Elections with no central, unifying issue, such as free trade or separatism, tend to have lower voter turnout, he explains, which favours the status quo. Graves also argues that the whole arts funding debate that has arisen this election has more to do with what Harper is not talking about — social programs and the GST cut — than his opinion of artists.

And his criticism is based on dollars and cents, not left or right, he says. The arts funding cuts are a $45-million issue, whereas the GST cut is a billion-dollar issue that affects government funds, which in turn affects health care, child care, retirement, and all kinds of issues that are far more fundamental to Canadians than arts funding.
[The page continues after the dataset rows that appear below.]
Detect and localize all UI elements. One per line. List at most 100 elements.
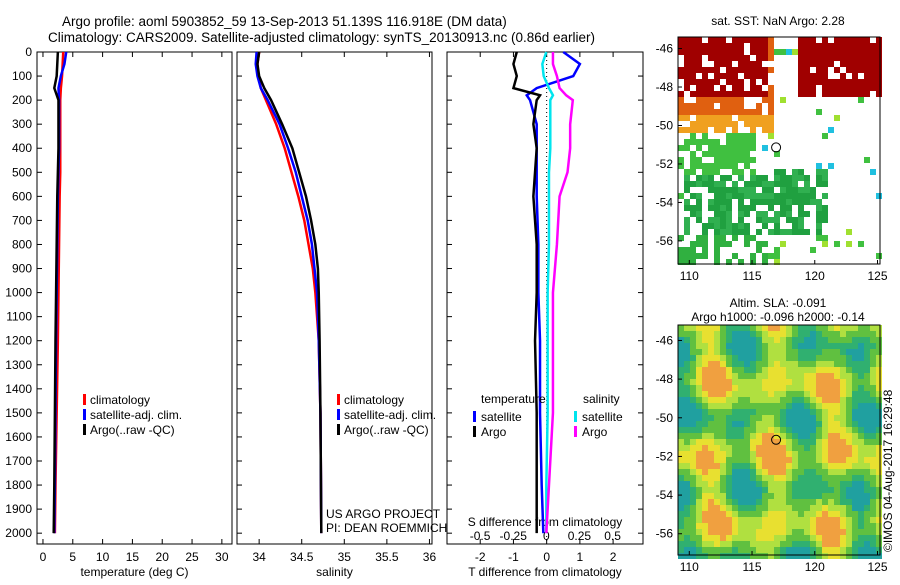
- map-cell: [780, 385, 786, 391]
- map-cell: [840, 427, 846, 433]
- map-cell: [828, 343, 834, 349]
- x-axis-label: salinity: [316, 565, 353, 579]
- map-cell: [870, 499, 876, 505]
- y-tick-label: 2000: [5, 526, 32, 540]
- map-cell: [810, 463, 816, 469]
- map-cell: [792, 349, 798, 355]
- map-cell: [816, 199, 822, 205]
- map-cell: [810, 379, 816, 385]
- map-cell: [828, 547, 834, 553]
- map-cell: [834, 505, 840, 511]
- map-cell: [786, 457, 792, 463]
- map-cell: [744, 235, 750, 241]
- map-cell: [678, 343, 684, 349]
- map-cell: [846, 535, 852, 541]
- map-cell: [756, 529, 762, 535]
- map-cell: [780, 343, 786, 349]
- map-cell: [696, 193, 702, 199]
- map-cell: [774, 463, 780, 469]
- map-cell: [738, 403, 744, 409]
- map-cell: [690, 487, 696, 493]
- map-cell: [726, 517, 732, 523]
- map-cell: [858, 409, 864, 415]
- map-cell: [696, 205, 702, 211]
- map-cell: [732, 421, 738, 427]
- map-cell: [804, 505, 810, 511]
- map-cell: [756, 73, 762, 79]
- map-cell: [702, 529, 708, 535]
- map-cell: [708, 187, 714, 193]
- map-cell: [828, 475, 834, 481]
- map-cell: [738, 133, 744, 139]
- map-cell: [852, 37, 858, 43]
- map-cell: [798, 343, 804, 349]
- map-cell: [816, 469, 822, 475]
- map-cell: [720, 379, 726, 385]
- map-cell: [786, 535, 792, 541]
- map-cell: [762, 529, 768, 535]
- map-cell: [864, 91, 870, 97]
- map-cell: [828, 85, 834, 91]
- map-cell: [720, 115, 726, 121]
- map-cell: [750, 109, 756, 115]
- map-cell: [726, 193, 732, 199]
- map-cell: [798, 175, 804, 181]
- map-cell: [762, 259, 768, 265]
- map-cell: [696, 181, 702, 187]
- map-cell: [804, 433, 810, 439]
- map-cell: [858, 493, 864, 499]
- y-tick-label: 1200: [5, 334, 32, 348]
- map-cell: [762, 523, 768, 529]
- map-cell: [756, 511, 762, 517]
- map-cell: [786, 403, 792, 409]
- map-cell: [810, 541, 816, 547]
- map-cell: [876, 43, 882, 49]
- map-frame: [677, 324, 881, 556]
- map-cell: [816, 463, 822, 469]
- map-cell: [708, 367, 714, 373]
- map-cell: [864, 391, 870, 397]
- map-cell: [726, 469, 732, 475]
- map-cell: [810, 511, 816, 517]
- legend-label: satellite: [481, 410, 522, 424]
- map-cell: [816, 205, 822, 211]
- map-cell: [828, 79, 834, 85]
- map-cell: [846, 343, 852, 349]
- map-cell: [750, 49, 756, 55]
- map-cell: [738, 469, 744, 475]
- map-cell: [702, 523, 708, 529]
- map-cell: [768, 535, 774, 541]
- map-cell: [696, 427, 702, 433]
- map-cell: [732, 463, 738, 469]
- map-cell: [678, 391, 684, 397]
- lon-tick-label: 125: [867, 269, 887, 283]
- map-cell: [774, 481, 780, 487]
- map-cell: [732, 547, 738, 553]
- map-cell: [696, 127, 702, 133]
- map-cell: [708, 505, 714, 511]
- map-cell: [726, 103, 732, 109]
- map-cell: [732, 331, 738, 337]
- map-cell: [876, 499, 882, 505]
- y-tick-label: 800: [12, 237, 32, 251]
- map-cell: [792, 499, 798, 505]
- map-cell: [690, 49, 696, 55]
- map-cell: [858, 445, 864, 451]
- map-cell: [804, 79, 810, 85]
- map-cell: [810, 487, 816, 493]
- map-cell: [864, 457, 870, 463]
- map-cell: [726, 331, 732, 337]
- map-cell: [786, 229, 792, 235]
- map-cell: [804, 391, 810, 397]
- map-cell: [846, 385, 852, 391]
- map-cell: [774, 373, 780, 379]
- map-cell: [798, 397, 804, 403]
- map-cell: [816, 181, 822, 187]
- map-cell: [804, 523, 810, 529]
- map-cell: [738, 91, 744, 97]
- map-cell: [738, 151, 744, 157]
- s-tick-label: 0: [543, 529, 550, 543]
- map-cell: [780, 169, 786, 175]
- map-cell: [744, 205, 750, 211]
- map-cell: [708, 451, 714, 457]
“We get Margaret Atwood talking about it in Edmonton,” he says. “That’s news that gets out there. Everybody is interested in that, and everyone knows her. That makes the news.”
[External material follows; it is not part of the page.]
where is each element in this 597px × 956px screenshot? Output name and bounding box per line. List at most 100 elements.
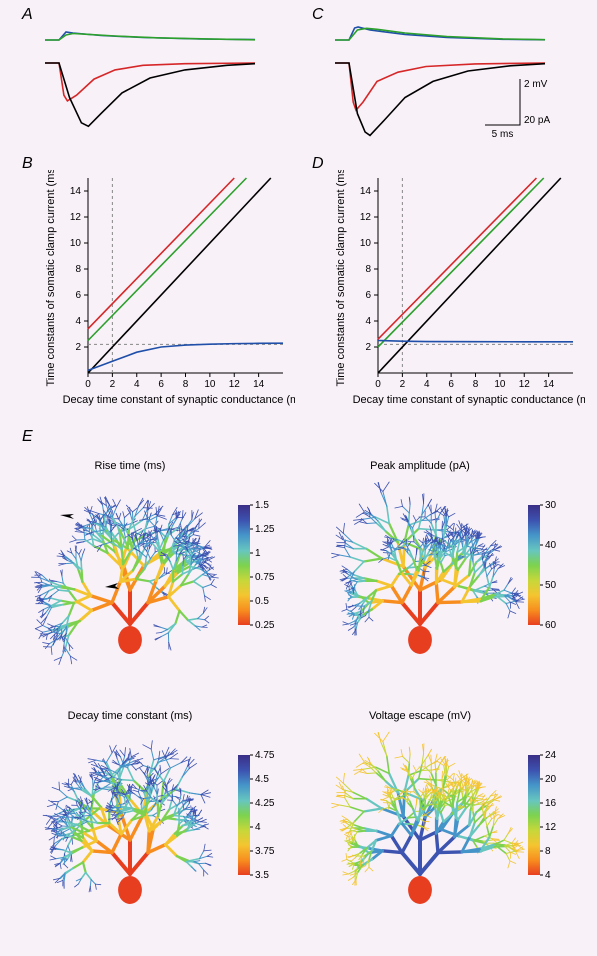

Considering the pressure on journalists to get the same story that other papers are running, can you imagine any media outlet ignoring the arts funding issue this election?

The Tyranny Of Polls

For Duff Conacher, co-ordinator at Democracy Watch, a national advocacy organization working for democratic reform, the answer to the problem is simple: stop investing so much time and space to polls during the election.

He’s quick to point out that many news outlets provide excellent political coverage, but he argues that the proportion of media space given over to reporting polls is completely out of line with their importance.
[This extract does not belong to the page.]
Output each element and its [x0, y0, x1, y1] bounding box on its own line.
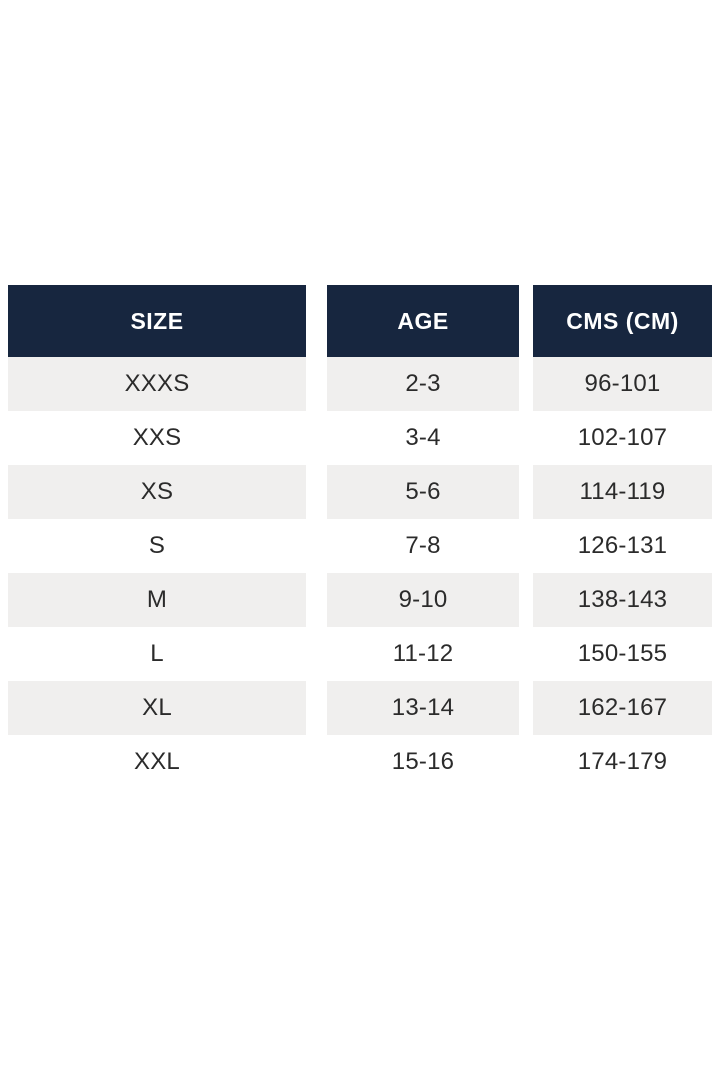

Instead of reporting a poll each day, he urges editors and reporters to cover one issue a day and summarize polling data once a week. Not only would that create a more accurate snapshot of the country because it would be based on more than one poll, it would also free up space, time, and money for delving into broader issues. “We have had a ton of media space dedicated to polls that said voters have not changed their minds,” he says. “That’s a twisted way to cover politics.”

According to his research for Democracy Watch, more than 200 polls have been reported since the last election, and you can count on one hand the number of polls that have shown the parties have gone up or down more than the margin of error, which is generally three to five per cent. When a poll appeared in the middle of the election showing Harper up a couple points, and subsequent headlines said Harper’s Conservatives could form a majority government, Conacher was outraged. The margin of error was within a couple points.

The focus on national polls also downplays the importance of the local races, which are ultimately where voters’ primary concerns lay, he says. “We don’t elect the prime minister directly like they do in the United States,” he says. “So you can vote for who you think is the best prime minister, but you may end up actually helping the person who you least want get elected because your vote is only counted in your riding.”

Welch understands the journalistic impulse to print the latest polling data, but she argues that newspapers have gotten much better at reporting the margin of error and letting readers come to their own conclusions. “We have a responsibility to tell readers … how the campaign is shaping up in the rest of the country,” she says. “If we totally neutered polls, we wouldn’t have any sense of how the campaigns are going, and that doesn’t do anyone a service.”

And certainly, puffins, pullovers, punted candidates, and polls are all part of the story of the 2008 election. Whether any of it influences the way people cast their ballot will be revealed on Oct. 14.